Na
quinta-feira (20) Natal teve uma das maiores manifestações populares da sua
história recente. Um mar de jovens, especialmente jovens, inundou a BR-101 e
expôs as entranhas de um sistema político anacrônico, que há muito deixou de
estar em sintonia com o desenvolvimento da democracia, mas que permanece
presente graças a uma série de elementos que ainda não foram superados.
Natal em 20 de junho : milhares na BR-101. |
Banho
de democracia? Certamente que a democracia brasileira, que tem apenas 28 anos,
foi sacudida por milhares que foram as ruas do Brasil e pelos pouco mais de 20
mil que se espalharam pela BR-101, numa miríade de cores e interesses. É de se
lamentar que a retirada dos ônibus, estratégia dos empresários com o
beneplácito do Sindicato dos Trabalhadores em Transportes Rodoviários do Estado
do RN (SINTRO-RN), tenha desestimulado, quero crer, a participação de milhares
de trabalhadores que poderiam ter engrossado essa manifestação.
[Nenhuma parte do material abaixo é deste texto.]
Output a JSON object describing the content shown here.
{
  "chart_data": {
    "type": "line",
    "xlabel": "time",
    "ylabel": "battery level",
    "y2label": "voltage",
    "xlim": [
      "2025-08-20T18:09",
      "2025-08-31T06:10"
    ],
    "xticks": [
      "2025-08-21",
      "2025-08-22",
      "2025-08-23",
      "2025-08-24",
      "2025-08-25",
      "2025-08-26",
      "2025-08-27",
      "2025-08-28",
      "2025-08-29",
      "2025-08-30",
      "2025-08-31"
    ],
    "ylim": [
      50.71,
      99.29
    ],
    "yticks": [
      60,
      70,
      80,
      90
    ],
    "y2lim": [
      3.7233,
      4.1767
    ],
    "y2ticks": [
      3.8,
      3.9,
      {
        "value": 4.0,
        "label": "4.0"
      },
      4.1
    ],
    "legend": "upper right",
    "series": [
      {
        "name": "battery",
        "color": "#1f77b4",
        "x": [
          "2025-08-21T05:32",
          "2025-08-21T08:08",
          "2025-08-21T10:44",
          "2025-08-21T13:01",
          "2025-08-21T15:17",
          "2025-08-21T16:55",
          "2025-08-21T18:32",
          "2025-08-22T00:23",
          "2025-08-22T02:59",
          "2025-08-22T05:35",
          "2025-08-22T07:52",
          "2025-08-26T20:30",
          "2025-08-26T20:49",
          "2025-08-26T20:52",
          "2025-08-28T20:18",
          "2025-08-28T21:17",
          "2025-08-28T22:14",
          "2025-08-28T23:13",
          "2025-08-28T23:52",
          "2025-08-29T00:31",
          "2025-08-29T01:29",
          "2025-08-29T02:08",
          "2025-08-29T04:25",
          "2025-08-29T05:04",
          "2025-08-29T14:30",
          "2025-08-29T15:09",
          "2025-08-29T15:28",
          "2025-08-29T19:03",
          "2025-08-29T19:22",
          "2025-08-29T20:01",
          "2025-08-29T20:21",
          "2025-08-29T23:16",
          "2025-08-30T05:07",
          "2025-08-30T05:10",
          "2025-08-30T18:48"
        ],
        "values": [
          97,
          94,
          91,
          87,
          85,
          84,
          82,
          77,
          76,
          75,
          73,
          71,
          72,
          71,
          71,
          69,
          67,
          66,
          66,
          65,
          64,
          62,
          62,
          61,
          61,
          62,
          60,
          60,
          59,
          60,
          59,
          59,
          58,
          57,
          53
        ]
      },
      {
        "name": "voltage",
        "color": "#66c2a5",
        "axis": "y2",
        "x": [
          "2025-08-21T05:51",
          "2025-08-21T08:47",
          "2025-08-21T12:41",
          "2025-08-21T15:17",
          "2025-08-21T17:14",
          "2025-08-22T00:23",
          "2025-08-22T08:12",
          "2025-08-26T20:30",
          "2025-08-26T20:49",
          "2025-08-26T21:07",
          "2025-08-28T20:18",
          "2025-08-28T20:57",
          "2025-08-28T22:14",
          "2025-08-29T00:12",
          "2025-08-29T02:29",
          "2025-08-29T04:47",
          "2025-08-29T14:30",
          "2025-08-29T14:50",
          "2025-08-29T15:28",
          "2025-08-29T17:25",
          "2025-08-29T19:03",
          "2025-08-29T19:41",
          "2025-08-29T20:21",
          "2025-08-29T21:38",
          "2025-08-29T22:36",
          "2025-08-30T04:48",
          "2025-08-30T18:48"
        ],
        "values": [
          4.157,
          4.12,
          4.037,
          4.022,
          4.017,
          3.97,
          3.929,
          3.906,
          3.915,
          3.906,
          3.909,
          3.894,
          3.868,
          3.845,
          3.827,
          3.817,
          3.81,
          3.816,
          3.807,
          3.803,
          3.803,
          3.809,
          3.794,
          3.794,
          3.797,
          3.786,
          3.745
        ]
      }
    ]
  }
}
Mas isso é mera
suposição.
BR-101 em Natal : a maioria era de jovens. |
Acompanhando
uma tendência vista nas últimas manifestações, emergiu um grito “apartidário”,
violento e truculento, estranho a manifestações que seriam “democráticas”,
animado pelo sentimento, justo, de indignidade contra um sistema que eles mesmos
sustentam, ou pelo menos sustentavam até semanas atrás, via apatia política e o
voto sem critério algum.
As bandeiras dos partidos foram hostilizadas. |
A
moçada, movida pela adrenalina e animada pelos sussurros e gemidos vindos da
obscuridade fascista, puseram em ação a truculência anti-democrática via gritos
de liberdade e democracia.
Democracia....democracia? |
Protesto
que, se num primeiro momento foi considerado “baderna” pela mídia, como num
passe de mágica, passou a ser “manifestação” e a “baderna” passou a ser
reverenciada como um “muda Brasil”, talvez numa referência ao “Fora Collor”. A
crise de representação, que se arrasta desde a década de 90, agora foi exposta
à sociedade e a face dessa crise é feia.
A
alegria, mesclada com indignação, sem líderes ou liderados, agrada à imagem de
quem defende a liberdade do indivíduo, aquele que não responde a ninguém senão
a ele mesmo. Não é toa que a postura anarquista voltou a ser vista, por essa
massa, como algo atrativo, embora seja uma espécie de “anarquismo soft”, sem
referência aos postulados anarquistas e muito mais movido pelo rechaço ao
modelo vigente.
Manifestações
em todo o Brasil, e especificamente aqui, com várias bandeiras, vários
questionamentos e enfurecida pelo anacronismo do sistema de representação
política, por um Judiciário corporativo e por uma camada dirigente que, em boa
medida, assenhorou-se do aparelho do estado para se auto-reproduzir, fez essa
massa literalmente “surtar”. E pequenos grupos, nada desorganizados,
aproveitaram esse momento para apresentar seu propósito : a destruição pela destruição,
como que para ser um grito de revolta e não apenas de protesto.
Vários
pequenos movimentos, sendo o mais expressivo deles o #Revolta do Busão,
mergulharam no processo, reverenciando o espírito apartidário e realçando a
face democrática via “coletivos”, como se isso não fosse uma forma de
organização. A máscara do Anonymus provou que a não-face, que expressa um
sentido do “eu sozinho”, também carrega a semente do niilismo que não se sabe
bem para onde vai.
Mas manifestações
foram infiltradas por provocadores que realizaram atos violentos e assumiram
bandeiras políticas reacionárias, mirando não nos governadores e prefeitos, e
muito menos nas câmaras, assembleias ou o próprio parlamento. O alvo,
claramente passou a ser a presidente Dilma Roussef, e isso ficou claro nas
intervenções dos articulistas reacionários da Veja, o esgoto midiático que se
apresenta como revista.
A transformação da luta democrática e social
em um cenário de caos e desordem é o “sonho de consumo” forças da direita
golpista, que se antes pareciam um delírio esquerdista, agora o que se vê é o
seu assanhamento.
Resta saber até onde
essas manifestações irão. E também como a esquerda vai se comportar diante
dessa situação.
Pandora está se
abrindo.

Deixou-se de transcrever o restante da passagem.